Es geht um das biologistische Bild von Sexualität, den reinen Rechtsakt der Eheschließung, aber Liebe, Verlässlichkeit, Verantwortung, Treue kommt da erst einmal gar nicht vor.
Haben Sie schon einmal daran gedacht, aus der katholischen Kirche auszutreten?

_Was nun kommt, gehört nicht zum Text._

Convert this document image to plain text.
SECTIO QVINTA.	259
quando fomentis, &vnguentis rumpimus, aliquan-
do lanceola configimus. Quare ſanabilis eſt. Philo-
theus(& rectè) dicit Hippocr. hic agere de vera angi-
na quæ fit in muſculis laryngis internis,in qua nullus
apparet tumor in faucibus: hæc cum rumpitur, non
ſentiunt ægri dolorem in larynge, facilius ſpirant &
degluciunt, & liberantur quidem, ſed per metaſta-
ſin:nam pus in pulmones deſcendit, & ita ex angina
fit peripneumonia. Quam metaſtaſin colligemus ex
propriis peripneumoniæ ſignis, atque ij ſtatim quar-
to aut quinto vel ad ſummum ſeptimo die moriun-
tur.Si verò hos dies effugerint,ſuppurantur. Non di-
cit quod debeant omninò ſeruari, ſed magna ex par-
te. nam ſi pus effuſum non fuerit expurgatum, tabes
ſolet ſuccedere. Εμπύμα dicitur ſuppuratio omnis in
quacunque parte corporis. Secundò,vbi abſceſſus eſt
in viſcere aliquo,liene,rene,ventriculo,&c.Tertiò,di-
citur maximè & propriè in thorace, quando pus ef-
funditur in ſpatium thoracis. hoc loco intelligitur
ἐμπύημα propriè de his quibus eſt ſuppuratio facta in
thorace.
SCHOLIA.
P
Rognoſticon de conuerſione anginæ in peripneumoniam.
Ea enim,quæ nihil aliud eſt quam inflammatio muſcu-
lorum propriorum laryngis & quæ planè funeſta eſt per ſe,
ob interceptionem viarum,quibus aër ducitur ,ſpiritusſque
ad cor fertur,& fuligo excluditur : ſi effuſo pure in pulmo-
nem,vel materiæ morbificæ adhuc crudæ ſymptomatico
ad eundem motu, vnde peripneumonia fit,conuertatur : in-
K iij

Nein, das ist meine Heimat. Ich kämpfe in der Kirchenvolksbewegung seit 20 Jahren um die Verbesserung meiner Heimat. Ich bin gerne Katholik, bereits von Kindheit an. Damals in München haben wir nicht nur fromm gebetet, sondern wir haben Fußball gespielt, getanzt, und ich habe Kirche immer als etwas schönes empfunden. Mein Dialog mit Gott war mir immer etwas wertvolles. Dieser Dialog hat mir in der fürchterlichsten Katastrophe meines Lebens geholfen, als ich meine innigst geliebte Partnerin an den Krebs verloren habe. Was hätte ich da ohne meinen Dialog mit Gott gemacht? Da lasse ich mir von den Dogmatikern, die nicht in die Pötte kommen, die ihr Gehirn nicht gebrauchen, doch meine Kirche nicht vermiesen. Wir brauchen wieder mehr heiligen Geist in dieser Kirche und nicht den unheiligen Geist.
DIE SYNODE
Rom. Mehr als 300 Teilnehmer aus aller Welt beraten über Themen rund um Ehe und Familie in der katholischen Kirche. Die wichtigsten Zahlen und Fakten:
offizieller Titel: „Die Berufung und Sendung der Familie in Kirche und Welt von heute“
Teilnehmer: 270 Synodenväter, also Bischöfe aus aller Welt, nehmen an der Synode teil. Dazu kommen 89 weitere Teilnehmer wie Laien oder Experten, etwa Ehepaare, die aus ihrem Alltag berichten.
Herkunft der Bischöfe: 54 Synodenväter stammen aus Afrika, 64 aus Amerika, 36 aus Asien, 107 aus Europa und 9 aus Ozeanien.
Redezeit: Insgesamt 318 der 359 Synodenteilnehmer haben das Recht, sich in den Diskussionen im Plenum zu Wort zu melden, weshalb die Redezeit auf drei Minuten beschränkt ist.
Sprachzirkel: Hier findet wegen der beschränkten Redezeit im Plenum der Großteil der Diskussionen statt. 13 Mal treffen sich 13 nach Sprachen geordneten Gruppen. Neben einer deutschen Gruppe gibt es vier englische, drei spanische, zwei italienische und drei französische Sprachzirkel.
Berichte: Die Berichte der einzelnen Sprachzirkel sollen dieses Mal veröffentlicht werden. Ob auch der Abschlussbericht, der dem Papst übergeben wird, veröffentlicht wird, entscheidet Papst Franziskus.